International aid organizations and the local Turkish and Syrian communities have been rallying Ottawa residents help the millions of victims of the powerful earthquakes that devastated parts of Turkey and Syria in early February leaving more than 52,000 dead.
The Syrian Cultural Association and the Turkish Student Association of the University of Ottawa held fundraisers within days of the Feb. 6 earthquakes, collecting money as well as clothing, tents and other necessities.
Sami Shukri, of the Syrian Cultural Association, said there was a good turnout at the events, with many participants contributing.
Shukri has family in Syria affected by the magnitude 7.8 and 7.7 quakes that hit southern and central Turkey and northwest Syria. He said some people are going into their homes amid fears the buildings could collapse on them and that many are sleeping in cars if they’re fortunate enough to have one.
“A lot of our infrastructure — none of it has been prepared for such a powerful earthquake,” he said.
‘I just want everyone to not forget that what you’re seeing on the news — these are real people, that could be your family.’— Sami Shukri, Syrian Cultural Association
As of early March and amid ongoing aftershocks, nearly 46,000 deaths in Turkey and at least 6,700 in Syria had been confirmed. More than 20 million people have been affected by the quakes, which have left more than 1.5 million people without homes, according to the United Nations.

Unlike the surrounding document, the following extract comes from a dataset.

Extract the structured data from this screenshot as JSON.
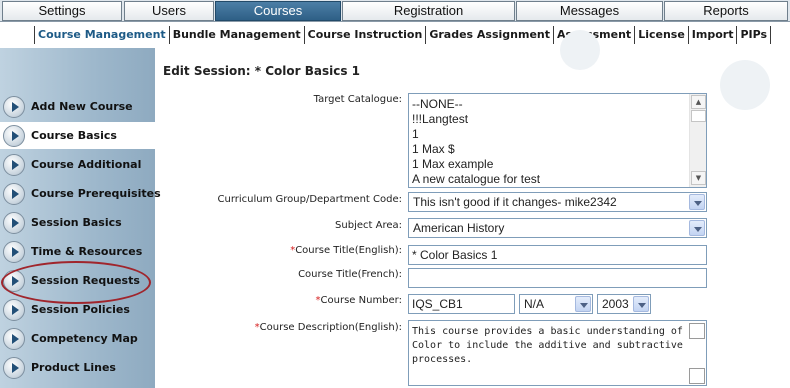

Rain Alkhalel, a design executive with the Syrian Cultural Association and a refugee from Syria, said she has family and friends whose lives have been upended by the earthquake.
“My country cannot handle any more hurt, and any more pain, and any more destruction,” she said. “I’m just praying and trying to do my best from afar. As you can imagine it still hurts that I can’t be there and help out. But I’m trying my best here.
“Everyone there is my family at the end of the day, so we’re just trying our best to make sure they get the help they need.”
The Syrian Cultural Association has held several fundraisers, raising thousands of dollars to support relief efforts.
“I just want everyone to not forget that what you’re seeing on the news — these are real people, that could be your family,” Shukri said. “I just wish people weren’t so desensitized to the horrible things going on in the world.”
In the days after the quake, the Turkish Embassy in Ottawa invited Ottawa residents to support aid agencies in responding to the disaster.
“Those who want to help the disaster victims within the scope of the earthquakes that occurred on Feb. 6, 2023 and caused great damage in Kahramanmaraş and the surrounding provinces can donate via the links below,” the embassy stated.
‘This is a crisis it’s going to go on for a long time. We celebrate the donations that have come in so far, but it’ll never be enough. We need to keep going. We need to keep helping.’— Marg Buchanan, senior manager of marketing and communications, Humanitarian Coalition
The Ottawa-based Humanitarian Coalition unites 12 Canadian aid organizations in responding to international disasters and coordinating fundraising.
Marg Buchanan, senior manager of marketing and communications for the coalition, said it’s easier to direct donors to the umbrella organization rather than deciding which of 12 agencies to support.
“As we see the images and we get the news, the disaster unfolds,” she said. “And you realize just how awful it is. It’s very scary, it’s very tragic.”
Buchanan said that there has been a surge of support from many people, including local businesses and individuals participating in fundraisers.
Within 10 days of the earthquake, the coalition had raised $9.5 million.
“This is a crisis it’s going to go on for a long time,” she said. “We celebrate the donations that have come in so far, but it’ll never be enough. We need to keep going. We need to keep helping.”
Anyone wishing to make a donation to support victims of the earthquake can do so at www.together.ca.